WASPA chairman Leon Perlman says that the biggest complaint about premium rate SMS services is that consumers are often hit by hidden costs.

He says that often unsolicited SMS providers supply a "short cut" number of four or five digits for the opt out option, but that these numbers cost the SMS spam receiver at least one rand.

"The short cut numbers take the place of the all the opt out numbers of the various network operators that should be supplied in the spam SMS. The originators of the spam make at least 60 cents per opt out SMS they receive," he says.

Other hidden cost scams include not informing a consumer that in order to download something, such as a ring tone, at least two SMS would have to be sent, each costing six rand, meaning the total cost is double that initially thought.

However, Perleman says SMS scams are a global phenomenon and that some consumers are hit far worse than in South Africa.

"In countries such as the US and Russia, the recipient of an SMS pays for receiving it as well and so suffers at least double the charge those in SA face," he says.

De Villiers says it makes a lot of sense to have a non-profit body addressing the important industry issues on a collective basis, in order to ensure growth and help to develop world-class professional services.

"We will also institute a WASPA logo that will identify members of the association, in order to help members of the public identify reputable service providers," he says.

"Apart from providing protection for service providers and the public and developing a code of conduct for the industry, WASPA will also act as a lobbying association, as it is important to ensure the common interests and concerns of the industry are addressed by the relevant players."

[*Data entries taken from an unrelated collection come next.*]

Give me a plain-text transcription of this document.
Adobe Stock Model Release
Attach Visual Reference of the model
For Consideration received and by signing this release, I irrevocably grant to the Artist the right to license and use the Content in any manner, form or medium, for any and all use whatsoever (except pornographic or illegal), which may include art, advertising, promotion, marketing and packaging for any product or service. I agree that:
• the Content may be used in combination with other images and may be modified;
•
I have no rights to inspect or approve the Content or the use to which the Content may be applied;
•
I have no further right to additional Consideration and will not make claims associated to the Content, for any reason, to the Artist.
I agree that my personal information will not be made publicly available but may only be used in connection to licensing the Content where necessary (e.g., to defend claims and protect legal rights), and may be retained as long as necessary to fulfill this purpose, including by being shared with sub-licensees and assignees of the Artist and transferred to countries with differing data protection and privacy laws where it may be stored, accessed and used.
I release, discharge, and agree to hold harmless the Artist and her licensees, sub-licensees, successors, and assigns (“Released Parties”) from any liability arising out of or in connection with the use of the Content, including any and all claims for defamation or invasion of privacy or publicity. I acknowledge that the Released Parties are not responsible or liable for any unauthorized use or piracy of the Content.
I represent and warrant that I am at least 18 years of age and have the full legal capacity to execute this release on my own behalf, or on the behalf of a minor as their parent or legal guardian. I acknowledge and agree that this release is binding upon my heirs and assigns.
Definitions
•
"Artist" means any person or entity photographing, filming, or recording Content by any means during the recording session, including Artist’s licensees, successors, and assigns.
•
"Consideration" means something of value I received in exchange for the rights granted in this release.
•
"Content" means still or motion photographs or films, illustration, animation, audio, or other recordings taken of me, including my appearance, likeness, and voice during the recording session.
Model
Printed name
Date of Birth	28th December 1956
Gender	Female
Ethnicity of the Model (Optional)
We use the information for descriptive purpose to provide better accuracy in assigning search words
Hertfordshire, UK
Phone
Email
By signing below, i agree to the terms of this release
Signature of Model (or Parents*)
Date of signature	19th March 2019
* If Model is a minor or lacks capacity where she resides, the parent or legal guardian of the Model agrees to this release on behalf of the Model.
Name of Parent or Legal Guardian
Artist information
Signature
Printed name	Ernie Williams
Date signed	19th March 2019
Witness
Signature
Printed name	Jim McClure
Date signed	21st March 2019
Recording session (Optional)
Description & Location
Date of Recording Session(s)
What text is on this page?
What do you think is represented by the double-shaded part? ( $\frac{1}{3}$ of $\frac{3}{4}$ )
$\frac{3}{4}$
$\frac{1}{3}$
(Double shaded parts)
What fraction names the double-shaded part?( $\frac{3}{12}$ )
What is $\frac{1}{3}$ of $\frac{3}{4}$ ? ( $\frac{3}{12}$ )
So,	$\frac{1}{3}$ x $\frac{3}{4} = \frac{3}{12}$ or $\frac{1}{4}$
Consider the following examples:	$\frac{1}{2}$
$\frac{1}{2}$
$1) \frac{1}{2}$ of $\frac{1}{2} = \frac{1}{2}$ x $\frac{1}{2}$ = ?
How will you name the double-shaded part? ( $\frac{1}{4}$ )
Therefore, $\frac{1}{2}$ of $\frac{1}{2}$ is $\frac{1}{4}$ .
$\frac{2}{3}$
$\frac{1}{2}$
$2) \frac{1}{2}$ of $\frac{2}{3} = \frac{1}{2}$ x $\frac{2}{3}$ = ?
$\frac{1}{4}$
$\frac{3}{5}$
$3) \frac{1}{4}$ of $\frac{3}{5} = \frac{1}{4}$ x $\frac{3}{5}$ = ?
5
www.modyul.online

He says WASPA hopes to play a supportive role to the Independent Communications Authority of SA as the regulator cannot be everywhere at once. "The point of our organisation will be to ensure responsible conduct among our members."

Key members of WASPA's management committee include chairman Leon Perlman of CellularOnline; Neil Hutchinson of Grapevine, who focuses on the code of conduct; iTouch's Greg Brophy, who will act as treasurer; Tsepo Mahlaba of e-Connexion, who handles the regulatory portfolio; and network liaison manager Alan Knott-Craig Jr, who will be the liaison between the WASPA committee and the three cellular operators.